Est. June 12th 2009 / Desde 12 de Junho de 2009

A daily stopover, where Time is written. A blog of Todo o Tempo do Mundo © / All a World on Time © universe. Apeadeiro onde o Tempo se escreve, diariamente. Um blog do universo Todo o Tempo do Mundo © All a World on Time ©)

terça-feira, 12 de agosto de 2014

Livro do dia - A Grand Complication - The Race to Build the Worlds Most Legendary Watch, de Stacy Perman. Recensão de Fortunat F. Mueller-Maerki


Desde há mais de uma década que Estação Cronográfica mantém "contactos horológicos" com o especialista norte-americano Fortunat F. Mueller-Maerki e temos reproduzido neste blog uma série de recensões suas sobre publicações ligadas à História do Tempo e da Relojoaria. Neste caso, A Grand Complication - The Race to Build the Worlds Most Legendary Watch, de Stacy Perman.
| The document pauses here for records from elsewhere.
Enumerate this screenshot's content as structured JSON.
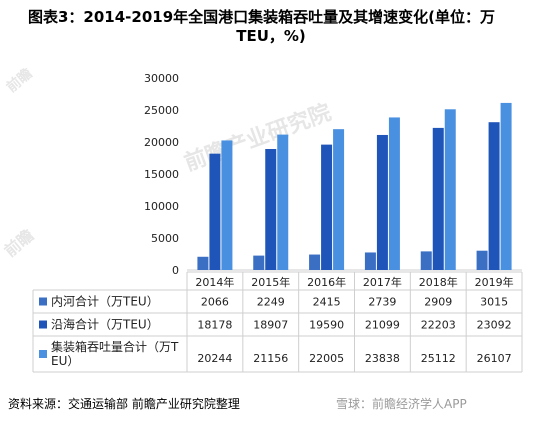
{
  "title_line1": "图表3：2014-2019年全国港口集装箱吞吐量及其增速变化(单位：万",
  "title_line2": "TEU，%)",
  "source": "资料来源：交通运输部 前瞻产业研究院整理",
  "watermark_footer": "雪球：前瞻经济学人APP",
  "chart_data": {
    "type": "bar",
    "categories": [
      "2014年",
      "2015年",
      "2016年",
      "2017年",
      "2018年",
      "2019年"
    ],
    "series": [
      {
        "name": "内河合计（万TEU）",
        "values": [
          2066,
          2249,
          2415,
          2739,
          2909,
          3015
        ],
        "color": "#3a6fc4"
      },
      {
        "name": "沿海合计（万TEU）",
        "values": [
          18178,
          18907,
          19590,
          21099,
          22203,
          23092
        ],
        "color": "#1f55b8"
      },
      {
        "name": "集装箱吞吐量合计（万TEU）",
        "values": [
          20244,
          21156,
          22005,
          23838,
          25112,
          26107
        ],
        "color": "#4a90e0"
      }
    ],
    "yticks": [
      "0",
      "5000",
      "10000",
      "15000",
      "20000",
      "25000",
      "30000"
    ],
    "ylim": [
      0,
      30000
    ],
    "legend": "table-below"
  }
}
The race to own the worlds most complicated pocket watch.

A Grand Complication - The Race to Build the Worlds Most Legendary Watch, by Stacy Perman. Published by Atria Books, New York in February 2013. ISBN number: 978-1-4391-9008-1. 344 pages (plus 8 pages of color plates), 24 x 16 cm, hardbound, dust jacket. Numerous b&w illustrations in the text, glossary, 30 p. of endnotes, 3 p. bibliography and 13 p. index. The book is available from Amazon.com and other sources at about US$ 20. NAWCC members may borrow a copy from the NAWCC library in Columbia Pa..

Passionate collectors of complicated pocket watches may remember that the most expensive watch ever sold at auction, for US$ 11,002,500.-, was lot No. 7, at Sotheby’s in New York, on 2 December 1999, a one of kind, ultra complicated pocket watch, bearing the number 198 385, completed 1932, made by Patek Philippe, Geneva. That watch features 24 additional ‘complications‘ beyond keeping time. It was made especially for the New York banker Henry Graves Jr., who had specified in great detail what functions the watch should perform and how it should look.

The book under review opens with describing the scene at Sotheby’s that afternoon - and then takes some 300 pages to examine and describe how a market for a significant number of this kind of technology driven, ultra complicated watches developed in the United States in the first three decades f the 20th century. Its author is a New York based, business journalist, who in 2009 (on occasion of the 10th anniversary of the auction) wrote an article on the subject for Business Week, but discovered that the story was better suited for a book length piece than a few pages in a magazine.

The ‘Graves Supercomplication’ represents the endpoint of a decades' long, intense competition between two American business tycoons, who both – though of vastly differing style and temperament – are a product of their time, characterized by boundless optimism, belief in technology, and the excesses that resulted in the great depression. Ward Packard from Ohio, the self made founder of the Packard luxury brand of automobiles, and Henry Graves of New York, born into a moneyed banking dynasty, both developed an infatuation with high-grade, complicated timekeeping mechanisms. Both started ordering bespoke, custom built complicated watches made in Switzerland (primarily by Patek Philippe). The author spins a captivating story describing the ‘arms race’ between the two protagonists to not only dream up ever more complex watches, but to actually have these machines produced in steel and gold.

Perman writes a suspenseful book, but is obviously more at ease in analyzing the social, cultural and financial angles of the story, than delving into the technological/horological nuances of the mechanical wonders that she writes about. The reader interested primarily in the physical objects, their function or how they were designed and made, will be richly rewarded with countless fascinating morsels of horology (and occasionally be annoyed by misquoted or misunderstood details) but t its heart the book is a social commentary and not a book about complicated watches. Readers who are horological collectors however may find Permans’ descriptions of and insights on the contemporary auction market for watches of interest.